Abstract

Introduction: Biotinidase deficiency, an inborn error of biotin recycling, is included in many newborn screening programs on the assumption that presymptomatic biotin therapy will prevent all of the complications of the disorder. These complications include cognitive delay. To assess this assumption, we have studied children found to have biotinidase deficiency through newborn screening and treated from early infancy. Methods: Biotinidase screening was performed on a component of the New England Regional Newborn Screening Program. Confirmation of biotinidase deficiency was determined by quantitative serum biotinidase assay. Developmental and cognitive assessment consisted of a battery of age-appropriate tests. Results: The study group consisted of six children with profound biotinidase deficiency (biotinidase activity <10% of normal) and two unaffected sibling controls. Bayley assessment of three affected children revealed developmental scores in the normal to high average range. Cognitive function in the three older children was in the average to superior range.

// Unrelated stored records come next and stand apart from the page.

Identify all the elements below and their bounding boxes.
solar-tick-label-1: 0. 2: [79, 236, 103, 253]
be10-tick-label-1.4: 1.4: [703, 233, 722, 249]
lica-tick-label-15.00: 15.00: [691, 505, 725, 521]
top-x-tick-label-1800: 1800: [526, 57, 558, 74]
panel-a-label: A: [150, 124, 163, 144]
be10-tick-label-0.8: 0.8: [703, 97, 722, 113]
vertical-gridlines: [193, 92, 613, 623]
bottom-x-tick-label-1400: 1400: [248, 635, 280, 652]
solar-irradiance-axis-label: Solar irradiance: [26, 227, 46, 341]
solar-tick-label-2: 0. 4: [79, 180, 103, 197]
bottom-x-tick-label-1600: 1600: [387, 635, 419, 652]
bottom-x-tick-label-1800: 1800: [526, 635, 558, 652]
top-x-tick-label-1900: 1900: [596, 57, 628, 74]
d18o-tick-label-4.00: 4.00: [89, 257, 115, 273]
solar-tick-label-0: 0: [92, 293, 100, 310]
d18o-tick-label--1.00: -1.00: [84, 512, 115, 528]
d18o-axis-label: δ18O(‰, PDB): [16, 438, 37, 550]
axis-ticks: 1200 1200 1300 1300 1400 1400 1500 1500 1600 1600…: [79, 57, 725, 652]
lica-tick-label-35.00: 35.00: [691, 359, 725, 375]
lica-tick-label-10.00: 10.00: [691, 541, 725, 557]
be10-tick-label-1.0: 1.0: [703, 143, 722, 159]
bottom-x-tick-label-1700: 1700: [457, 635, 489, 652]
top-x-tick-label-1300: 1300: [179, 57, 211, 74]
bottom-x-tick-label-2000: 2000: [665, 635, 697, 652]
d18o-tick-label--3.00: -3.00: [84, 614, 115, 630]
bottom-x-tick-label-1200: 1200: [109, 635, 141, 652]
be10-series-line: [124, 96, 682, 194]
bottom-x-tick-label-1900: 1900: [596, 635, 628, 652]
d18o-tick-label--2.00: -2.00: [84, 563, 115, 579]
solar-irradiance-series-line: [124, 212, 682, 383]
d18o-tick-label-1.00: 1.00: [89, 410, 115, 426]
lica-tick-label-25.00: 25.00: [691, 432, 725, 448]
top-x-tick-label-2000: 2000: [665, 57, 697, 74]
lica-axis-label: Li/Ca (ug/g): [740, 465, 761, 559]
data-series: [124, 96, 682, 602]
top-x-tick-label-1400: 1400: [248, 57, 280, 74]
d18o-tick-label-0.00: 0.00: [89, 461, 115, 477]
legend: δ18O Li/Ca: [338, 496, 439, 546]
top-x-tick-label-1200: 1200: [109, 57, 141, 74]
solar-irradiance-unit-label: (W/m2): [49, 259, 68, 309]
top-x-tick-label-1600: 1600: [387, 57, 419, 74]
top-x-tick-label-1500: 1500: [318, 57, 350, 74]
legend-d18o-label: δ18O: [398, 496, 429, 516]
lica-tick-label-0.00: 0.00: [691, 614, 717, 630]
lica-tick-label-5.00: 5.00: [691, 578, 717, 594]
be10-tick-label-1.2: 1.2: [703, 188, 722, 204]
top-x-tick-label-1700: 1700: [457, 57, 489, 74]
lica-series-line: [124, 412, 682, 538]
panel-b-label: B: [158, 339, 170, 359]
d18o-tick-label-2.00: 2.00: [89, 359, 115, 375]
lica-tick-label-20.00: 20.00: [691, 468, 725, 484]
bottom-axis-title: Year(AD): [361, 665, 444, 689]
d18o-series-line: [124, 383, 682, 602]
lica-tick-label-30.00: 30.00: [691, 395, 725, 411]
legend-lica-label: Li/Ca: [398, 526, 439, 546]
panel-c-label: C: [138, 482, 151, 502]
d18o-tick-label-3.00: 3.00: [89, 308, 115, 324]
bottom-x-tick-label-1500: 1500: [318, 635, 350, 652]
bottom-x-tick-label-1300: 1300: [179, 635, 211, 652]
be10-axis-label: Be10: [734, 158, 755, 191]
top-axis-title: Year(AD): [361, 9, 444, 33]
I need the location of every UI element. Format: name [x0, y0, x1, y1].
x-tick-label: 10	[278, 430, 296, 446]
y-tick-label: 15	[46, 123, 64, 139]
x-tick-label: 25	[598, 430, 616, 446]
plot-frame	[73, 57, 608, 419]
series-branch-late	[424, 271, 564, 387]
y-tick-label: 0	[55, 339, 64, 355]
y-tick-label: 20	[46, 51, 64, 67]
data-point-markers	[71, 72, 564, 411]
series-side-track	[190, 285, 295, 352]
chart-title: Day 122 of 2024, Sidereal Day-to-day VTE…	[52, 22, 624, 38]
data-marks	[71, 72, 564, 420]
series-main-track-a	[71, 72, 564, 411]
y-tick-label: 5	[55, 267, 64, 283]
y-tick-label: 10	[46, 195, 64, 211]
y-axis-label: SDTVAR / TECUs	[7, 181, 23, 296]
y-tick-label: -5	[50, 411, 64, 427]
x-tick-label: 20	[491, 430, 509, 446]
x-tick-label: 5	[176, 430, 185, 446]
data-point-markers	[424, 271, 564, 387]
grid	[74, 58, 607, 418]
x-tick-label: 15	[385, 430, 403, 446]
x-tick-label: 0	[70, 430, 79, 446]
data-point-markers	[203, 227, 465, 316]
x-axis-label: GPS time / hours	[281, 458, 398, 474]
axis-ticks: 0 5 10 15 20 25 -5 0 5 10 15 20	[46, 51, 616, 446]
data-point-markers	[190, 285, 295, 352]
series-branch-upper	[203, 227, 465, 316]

No abnormalities in visual motor integration or in achievement scores were noted. The scores in two children in one family were comparable to those in their two unaffected siblings. Discussion: We found normal developmental or cognitive function in six early treated children with biotinidase deficiency identified by newborn screening. This indicates that early identification and treatment of biotinidase deficiency might preserve full cognitive potential as well as prevent other complications of this disorder.